Does it matter which you use?
This is not a black-and-white situation. One is not always right; the other is not always wrong. Much depends on the purpose of the communication.
How precise does your text need to be?
- Passive voice can be long-winded, awkward and vague.
- Active voice usually results in fewer words and greater clarity.
How close do you want the reader to feel to what’s going on?
- Passive voice tends to depersonalise or undermine the authority of a character so an author might use passive voice if that’s the desired effect. Passive voice might also introduce a sense of mystery: the body was found in the library!
- Active voice includes mention of a subject who is the centre of attention, eg the main character of a story. Active voice directly links the character with their actions.
The choice is yours …
If you are writing a report, it may be better not to mention who has done what, just that something has been done. The focus with passive voice is therefore on the action, not on the subject.
Such a writing style could seem overly dull if used for short stories or novel writing.
- Mixing active and passive in a single sentence can result in an unnecessary shift in voice. Be kind to your readers!

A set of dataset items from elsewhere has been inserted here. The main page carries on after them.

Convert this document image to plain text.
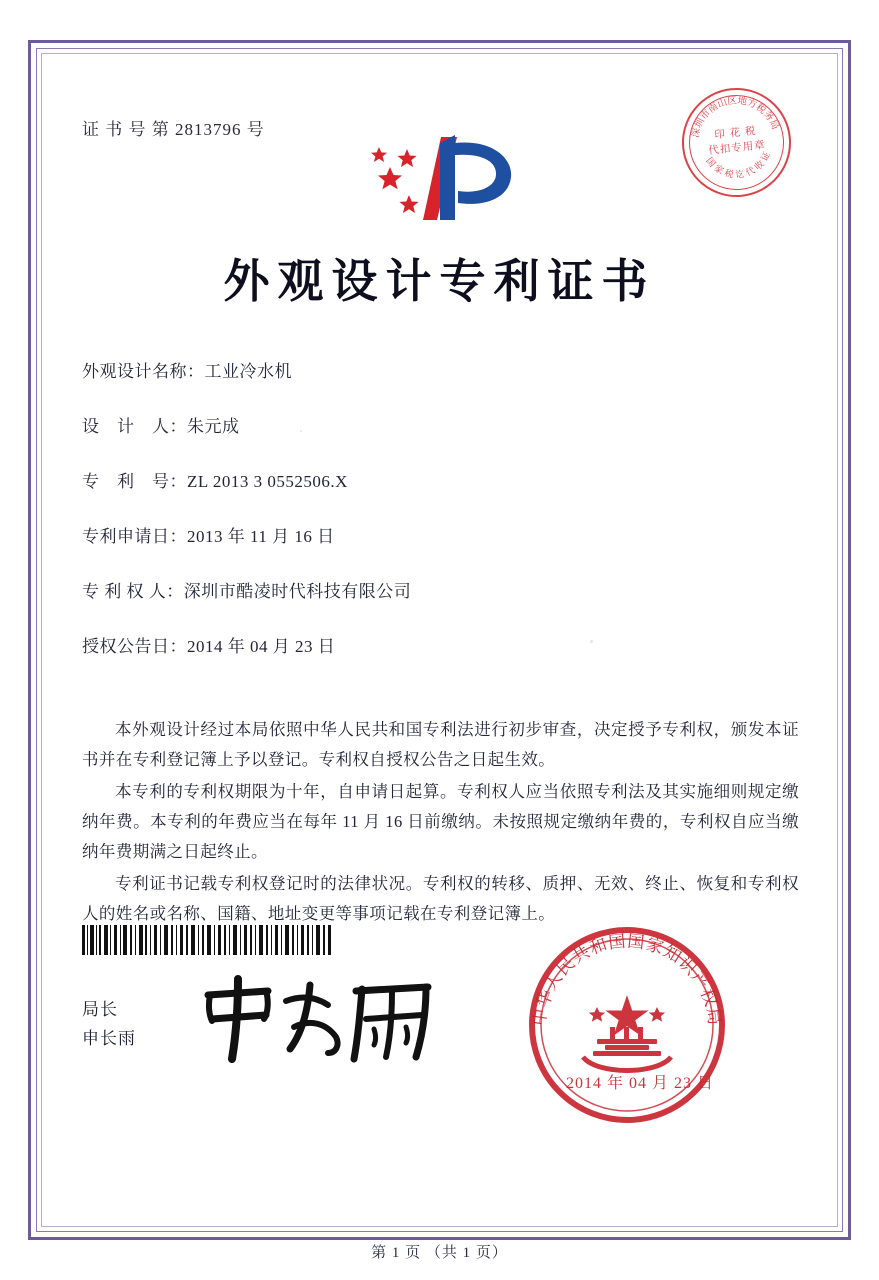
证 书 号 第 2813796 号	深圳市南山区地方税务局
国 家 税 讫 代 收 证
印 花 税
代扣专用章
外观设计专利证书
外观设计名称：工业冷水机
设　计　人：朱元成
专　利　号：ZL 2013 3 0552506.X
专利申请日：2013 年 11 月 16 日
专 利 权 人：深圳市酷凌时代科技有限公司
授权公告日：2014 年 04 月 23 日

本外观设计经过本局依照中华人民共和国专利法进行初步审查，决定授予专利权，颁发本证书并在专利登记簿上予以登记。专利权自授权公告之日起生效。

本专利的专利权期限为十年，自申请日起算。专利权人应当依照专利法及其实施细则规定缴纳年费。本专利的年费应当在每年 11 月 16 日前缴纳。未按照规定缴纳年费的，专利权自应当缴纳年费期满之日起终止。

专利证书记载专利权登记时的法律状况。专利权的转移、质押、无效、终止、恢复和专利权人的姓名或名称、国籍、地址变更等事项记载在专利登记簿上。

局长
申长雨
中华人民共和国国家知识产权局
2014 年 04 月 23 日
第 1 页 （共 1 页）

- Using the passive voice, not mentioning the subject, can also result in dangling participles …
What’s a dangling participle?
A dangling particle is a verb form for which there is no subject (omitted on purpose) producing confusion. For example, from Hamlet:
Sleeping in mine orchard, a serpent stung me.
Sleeping is the dangling participle; if does not refer to the subject of the sentence, the serpent, but to ‘me’. It would have been more clear (but less poetic) to write:
While I was sleeping in mine orchard, a serpent stung me.